As spending slows, prices continue to rise, a combination that has some economists suggesting the United States could face a period of stagflation. A closely watched gauge of inflation ticked up last month, to a 2.2 percent annual rate; that figure, the core personal consumption expenditures deflator, excludes prices of food and energy.

Over all, prices in December were 3.5 percent higher than they were a year ago, far above the Fed’s so-called “comfort zone” of 1 percent to 2 percent.

High inflation puts the Fed in a difficult situation. The central bank primarily sets monetary policy by changing a key interest rate. Lowering the rate stimulates growth, but also causes prices to rise, creating an increased inflation risk.

In its most recent policy statement, released Wednesday, Fed officials said they expect inflation “to moderate in coming quarters, but it will be necessary to continue to monitor inflation developments carefully.”

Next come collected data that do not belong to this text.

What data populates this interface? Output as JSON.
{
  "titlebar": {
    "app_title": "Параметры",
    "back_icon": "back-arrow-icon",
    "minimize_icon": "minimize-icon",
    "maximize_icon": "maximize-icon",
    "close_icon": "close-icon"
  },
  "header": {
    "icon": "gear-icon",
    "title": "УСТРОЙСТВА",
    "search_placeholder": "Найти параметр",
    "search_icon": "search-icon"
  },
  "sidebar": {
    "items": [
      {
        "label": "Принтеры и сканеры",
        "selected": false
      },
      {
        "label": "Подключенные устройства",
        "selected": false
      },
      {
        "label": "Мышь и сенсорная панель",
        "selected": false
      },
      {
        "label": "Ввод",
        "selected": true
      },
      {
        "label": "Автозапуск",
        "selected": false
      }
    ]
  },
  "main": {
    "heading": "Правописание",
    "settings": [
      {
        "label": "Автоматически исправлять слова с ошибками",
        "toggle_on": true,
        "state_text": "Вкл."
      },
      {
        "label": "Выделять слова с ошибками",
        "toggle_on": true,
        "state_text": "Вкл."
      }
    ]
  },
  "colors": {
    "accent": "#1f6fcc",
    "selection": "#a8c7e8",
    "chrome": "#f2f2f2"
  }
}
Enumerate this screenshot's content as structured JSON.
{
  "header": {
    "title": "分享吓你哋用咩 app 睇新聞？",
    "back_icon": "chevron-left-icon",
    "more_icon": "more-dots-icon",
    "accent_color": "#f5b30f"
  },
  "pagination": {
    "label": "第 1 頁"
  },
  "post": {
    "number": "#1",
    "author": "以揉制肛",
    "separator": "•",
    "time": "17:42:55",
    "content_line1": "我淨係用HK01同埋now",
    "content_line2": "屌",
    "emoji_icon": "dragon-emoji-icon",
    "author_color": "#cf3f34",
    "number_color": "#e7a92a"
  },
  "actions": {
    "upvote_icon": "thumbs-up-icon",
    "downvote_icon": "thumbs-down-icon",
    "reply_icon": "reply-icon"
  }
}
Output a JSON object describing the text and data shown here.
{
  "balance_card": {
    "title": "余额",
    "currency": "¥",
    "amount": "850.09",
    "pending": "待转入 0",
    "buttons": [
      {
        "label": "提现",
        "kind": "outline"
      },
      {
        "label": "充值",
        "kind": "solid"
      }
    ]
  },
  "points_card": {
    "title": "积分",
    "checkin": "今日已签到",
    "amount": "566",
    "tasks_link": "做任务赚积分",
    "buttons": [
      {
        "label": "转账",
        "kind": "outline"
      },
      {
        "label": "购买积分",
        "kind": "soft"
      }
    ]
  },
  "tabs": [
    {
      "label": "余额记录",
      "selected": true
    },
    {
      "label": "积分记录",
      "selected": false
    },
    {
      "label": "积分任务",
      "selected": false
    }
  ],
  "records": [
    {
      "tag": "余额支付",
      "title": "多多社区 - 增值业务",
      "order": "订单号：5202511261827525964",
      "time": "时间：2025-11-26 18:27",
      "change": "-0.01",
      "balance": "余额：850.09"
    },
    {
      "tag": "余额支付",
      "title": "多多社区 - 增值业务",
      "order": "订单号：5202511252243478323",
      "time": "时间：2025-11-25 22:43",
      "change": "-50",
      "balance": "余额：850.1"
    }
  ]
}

The Commerce Department report also showed that personal income levels rose 0.5 percent in December. Disposable income — after-tax salary adjusted for inflation — rose 2.1 percent since December 2006.A separate report from the Labor Department showed that new unemployment claims, a leading indicator of the labor market, increased by 69,000, to 375,000, in the week ended Jan. 26. It was the highest level since October 2005.

Meanwhile, a Chicago-based barometer of business activity fell in January. New orders dropped sharply to the lowest level since May 2003, and the price of production rose, underscoring the impact of high inflation on business owners.

“These numbers are not at recession levels, but they are only one bad month away,” wrote Ian Shepherdson, a London-based economist at High Frequency Economics, in a note to clients. “The manufacturing sector is coming under increasing pressure.”

The report, issued by the Chicago arm of the National Association of Purchasing Management, may not bode well for the ISM manufacturing index, a closely watched indicator of United States business activity. The index for December will be released on Friday.

Employment at Chicago-area businesses also fell this month. Over all, the index dropped to 51.5 from 56.4 in December.